Bugs: All Under Control
I know that I pride myself that everything I blog about here is cult TV, but in this post we are in proper cult TV territory, in fact a show I haven't long known about. Bugs (1995 to 1999)is not one of those shows that just everyone has watched, but has a definite cult following in the UK, with actual fans. I don't know whether it has much or any of an international following. In fact Bugs has been described as 'an Avengers for the nineties'.
Frankly I wish people would mostly stop comparing shows to The Avengers. It doesn't do, they don't usually compare, and it sets up an unrealistic expectation of what the show can come up with and places the show under unfair stress. Adam Adamant Lives is a show this has been done to, as is Virtual Murder, and both shows are quality entertainment in their own right and don't need comparing to anything else. However in the case of Bugs it's not just anyone describing it as the Avengers of the nineties, but it's Brian Clemens. Yes, that Brian Clemens, script writer, editor and producer of The (actual) Avengers, who had an input into this show. Holy cow, this show had the bloke who did The Avengers working on it. Of all the shows compared to The Avengers, this actually *is* as close as we'll get to The Avengers of The Nineties.
It's an action/adventure cum science fiction show about Gizmos, a team of crime-fighting technology experts. And so we have the witty dialogue, we have the fantastic technology, we have the sexual chemistry, we absolutely have the great and the good gone bad, and while the complete unreality has been toned down a bit, it has rather been transferred to the technology that features in the show. Oh, the technology that features in the show. I don't mean the fictional technology, I mean the technology of the nineties. Thirty years later this show might as well be set in 1960 because some of the technology looks so outdated it's like a trip down memory lane. Of course this wasn't intended at the time. My personal opinion is that it doesn't really matter that the sort of futuristic fictional technology depicted didn't really come to pass in most cases, because that aspect of the show can firmly be consigned to fiction. It's against a familiar nineties background, though.
One of the things which makes the background so nineties it that the show is shot with a very definite aesthetic in mind. Its palette is predominantly blues, and greys, with splashes of yellow or read in places. Essentially if you heap up a collection of vintage nineties computing equipment you would have exactly the aesthetic of this show and it's glorious.
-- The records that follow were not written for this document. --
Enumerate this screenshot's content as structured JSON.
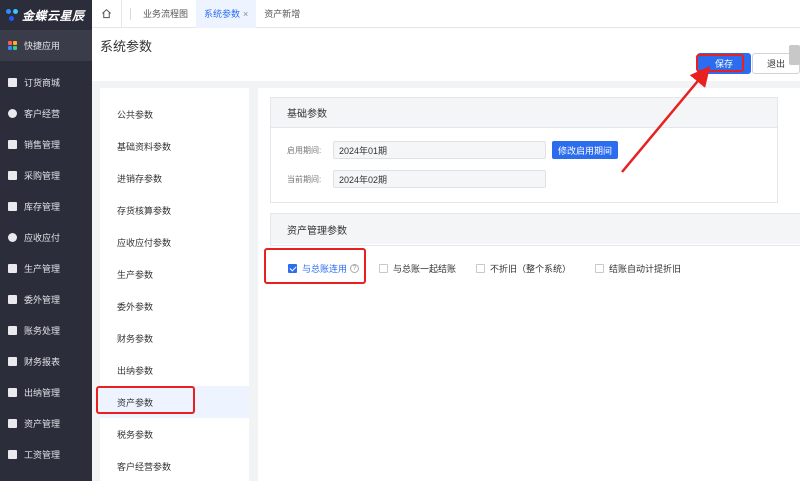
{
  "brand": {
    "name": "金蝶云星辰"
  },
  "sidebar": {
    "items": [
      {
        "label": "快捷应用",
        "icon": "grid-icon"
      },
      {
        "label": "订货商城",
        "icon": "bag-icon"
      },
      {
        "label": "客户经营",
        "icon": "user-icon"
      },
      {
        "label": "销售管理",
        "icon": "chart-icon"
      },
      {
        "label": "采购管理",
        "icon": "cart-icon"
      },
      {
        "label": "库存管理",
        "icon": "warehouse-icon"
      },
      {
        "label": "应收应付",
        "icon": "money-icon"
      },
      {
        "label": "生产管理",
        "icon": "factory-icon"
      },
      {
        "label": "委外管理",
        "icon": "outsource-icon"
      },
      {
        "label": "账务处理",
        "icon": "ledger-icon"
      },
      {
        "label": "财务报表",
        "icon": "report-icon"
      },
      {
        "label": "出纳管理",
        "icon": "cashier-icon"
      },
      {
        "label": "资产管理",
        "icon": "asset-icon"
      },
      {
        "label": "工资管理",
        "icon": "salary-icon"
      }
    ]
  },
  "tabs": [
    {
      "label": "业务流程图"
    },
    {
      "label": "系统参数",
      "close": "×"
    },
    {
      "label": "资产新增"
    }
  ],
  "header": {
    "title": "系统参数",
    "save_label": "保存",
    "exit_label": "退出"
  },
  "param_nav": {
    "items": [
      "公共参数",
      "基础资料参数",
      "进销存参数",
      "存货核算参数",
      "应收应付参数",
      "生产参数",
      "委外参数",
      "财务参数",
      "出纳参数",
      "资产参数",
      "税务参数",
      "客户经营参数"
    ],
    "active_index": 9
  },
  "basic_params": {
    "title": "基础参数",
    "start_period_label": "启用期间:",
    "start_period_value": "2024年01期",
    "modify_button": "修改启用期间",
    "current_period_label": "当前期间:",
    "current_period_value": "2024年02期"
  },
  "asset_params": {
    "title": "资产管理参数",
    "options": [
      {
        "label": "与总账连用",
        "checked": true,
        "help": "?"
      },
      {
        "label": "与总账一起结账",
        "checked": false
      },
      {
        "label": "不折旧（整个系统）",
        "checked": false
      },
      {
        "label": "结账自动计提折旧",
        "checked": false
      }
    ]
  },
  "colors": {
    "accent": "#2c6df0",
    "sidebar_bg": "#2b2d3a",
    "annotation": "#e8201f"
  }
}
Another interesting feature of this show is that it was impacted twice by IRA bombs during the tail end of the Troubles. Initially it was mostly filmed around the reveloped London Docklands with its futuristic appearance, but this was ended by the IRA bombing of the South Quay Plaza in 1996. Then the Omagh bombing in 1998 severely disrupted the broadcast of the final series. Truly of its time.
All Under Control is perhaps slightly different from the other episodes because it's about the team's investigation after a passenger aircraft is hijacked by remote control. Not to beat about the bush here, I love the dead nineties computer set up with a mouse that the hijacker uses to hijack the plane. Otherwise the episode is a great opportunity for filming outside the city, including obviously at an airport and also at the homes of the genius who designed the state-of-the-art navigation system of the plane. It's great stuff.
I have to say that the plots of Bugs episodes are fairly straightforward in the early episodes (I haven't got there yet but apparently in later episodes more human interest stuff starts intruding): basically they are presented with a problem, investigate it and find the solution. It's about as no-nonsense as you can get, while still having that Avengersesque/futuristic feel. I suspect this is the reason this show has a cult following: you'll either take to it or you won't, and personally I don't follow the plots too closely and just let it wash over me.
If I have a criticism it is that I think the episodes are possibly a little longer than they could be, at least in terms of plot. the good looks and nineties state of mind never gives up. I wouldn't go to the stake for this opinion though.
I have to say it is a pleasure to find a series which might actually have a claim to be a successor of The Avengers because of having Brian Clemens work on it and I recommend it very highly. I'd suggest starting at the beginning if you've not seen it because the fans seem to like the earlier ones better than the later ones.